Not that homosexuals have the monopoly on subversion. Indeed, assignations between so-called “fairy” and “trade” undermine our current complacent sense of an absolute divergence between “hetero” and “homo.” At the turn of the century, having sex with a fairy didn’t make you queer. It meant you were “trade.” Thus Chauncey dismantles heterosexuality and homosexuality: imagine a world where men having sex with men didn’t signify ineluctable membership in a prohibited identity. Before WWI, men who would now be “confined” to straightness could “go both ways.” That freedom explains the still controversial Kinsey Report, which demonstrated the frequency with which men (at least in earlier eras) had homosexual experiences without defining themselves as gay.
The early 20th-Century Greenwich Village and Harlem demimondes that Chauncey chronicles were hardly utopias. Fairies were often bashed; the consequences of being arrested for sodomy or indecency or soliciting--whatever the name, the crime was the same--were severe. We don’t know how many lives were ruined in this fashion. The early modern world of fairies and trade, of the Y and the “pansy craze,” may not have been sheer gravy, but it was better than the 1950s. For someone like myself, born in the Cold War era of the closet, “Gay New York” recreates a fantasy marketplace of flaming men, a bazaar where sexual identities weren’t yet fully scripted, a louche time of speak-easies and bachelor flats. After Prohibition’s repeal, backlash set in; homosexuality disappeared from the streets and retreated into bars, themselves fragile institutions, frequently raided. A bar that willingly served a gay person lost its license. Thus began the descent into what we remember as the closet, false foundation from which gay lib erupted.

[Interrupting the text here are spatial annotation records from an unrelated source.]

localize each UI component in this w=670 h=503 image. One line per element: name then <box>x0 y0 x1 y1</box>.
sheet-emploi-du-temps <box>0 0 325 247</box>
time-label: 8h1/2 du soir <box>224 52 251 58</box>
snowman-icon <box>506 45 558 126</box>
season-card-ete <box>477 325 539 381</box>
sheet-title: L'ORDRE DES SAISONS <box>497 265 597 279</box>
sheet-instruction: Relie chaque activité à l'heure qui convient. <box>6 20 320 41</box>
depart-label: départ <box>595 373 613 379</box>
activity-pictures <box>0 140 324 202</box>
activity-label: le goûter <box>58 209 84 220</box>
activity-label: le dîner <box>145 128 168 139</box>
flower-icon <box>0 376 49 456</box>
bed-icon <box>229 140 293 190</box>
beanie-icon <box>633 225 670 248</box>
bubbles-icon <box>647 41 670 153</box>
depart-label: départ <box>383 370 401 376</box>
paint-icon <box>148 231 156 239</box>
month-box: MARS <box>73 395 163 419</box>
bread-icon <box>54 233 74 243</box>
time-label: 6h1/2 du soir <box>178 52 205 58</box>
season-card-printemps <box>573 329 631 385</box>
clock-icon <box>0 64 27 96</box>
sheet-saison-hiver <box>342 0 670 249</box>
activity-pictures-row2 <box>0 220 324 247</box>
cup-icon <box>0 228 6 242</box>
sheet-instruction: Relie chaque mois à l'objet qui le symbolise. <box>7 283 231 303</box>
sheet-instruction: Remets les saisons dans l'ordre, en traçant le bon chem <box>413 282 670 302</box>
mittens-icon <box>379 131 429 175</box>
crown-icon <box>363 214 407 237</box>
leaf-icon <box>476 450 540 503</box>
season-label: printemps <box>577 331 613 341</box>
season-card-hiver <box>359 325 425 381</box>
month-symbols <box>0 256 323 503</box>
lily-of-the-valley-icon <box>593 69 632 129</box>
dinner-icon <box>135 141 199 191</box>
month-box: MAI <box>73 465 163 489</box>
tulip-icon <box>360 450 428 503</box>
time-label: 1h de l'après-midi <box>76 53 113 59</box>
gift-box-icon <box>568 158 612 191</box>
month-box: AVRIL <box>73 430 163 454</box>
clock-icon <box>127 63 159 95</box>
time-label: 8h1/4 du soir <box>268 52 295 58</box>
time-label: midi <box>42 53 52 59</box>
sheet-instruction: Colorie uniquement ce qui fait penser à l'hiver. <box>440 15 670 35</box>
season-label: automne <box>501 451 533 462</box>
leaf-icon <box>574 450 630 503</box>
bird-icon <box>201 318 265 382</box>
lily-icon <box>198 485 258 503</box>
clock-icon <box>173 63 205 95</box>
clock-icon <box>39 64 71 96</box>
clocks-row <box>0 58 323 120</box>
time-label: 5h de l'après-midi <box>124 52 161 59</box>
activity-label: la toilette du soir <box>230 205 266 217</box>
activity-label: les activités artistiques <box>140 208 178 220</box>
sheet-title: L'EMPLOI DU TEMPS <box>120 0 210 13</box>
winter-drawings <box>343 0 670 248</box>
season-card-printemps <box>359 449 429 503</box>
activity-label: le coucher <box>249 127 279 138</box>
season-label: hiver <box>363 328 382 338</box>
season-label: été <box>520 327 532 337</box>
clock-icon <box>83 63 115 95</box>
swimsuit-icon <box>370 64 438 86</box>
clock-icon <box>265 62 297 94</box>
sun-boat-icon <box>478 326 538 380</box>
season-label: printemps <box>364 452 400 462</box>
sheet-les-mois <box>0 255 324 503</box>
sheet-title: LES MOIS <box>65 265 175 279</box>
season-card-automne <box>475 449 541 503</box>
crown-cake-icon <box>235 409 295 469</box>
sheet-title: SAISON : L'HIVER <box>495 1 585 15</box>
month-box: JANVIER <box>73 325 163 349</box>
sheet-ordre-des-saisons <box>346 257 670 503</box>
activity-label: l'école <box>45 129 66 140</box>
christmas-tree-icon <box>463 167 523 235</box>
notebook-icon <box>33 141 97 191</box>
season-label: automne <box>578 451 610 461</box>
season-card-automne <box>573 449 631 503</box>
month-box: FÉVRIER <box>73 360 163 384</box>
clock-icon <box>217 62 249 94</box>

Every city needs its George Chauncey. Now someone should unearth gay L.A. In days of yore, where did men cruise? Where were the back rooms? Who found themselves in back rooms and how did those men conceptualize their conduct? Every city needs sexual explication. Every city is a tabula rasa upon which sex inscribes its demotic scrawl, an intricate text commanding awe and deserving patient translation.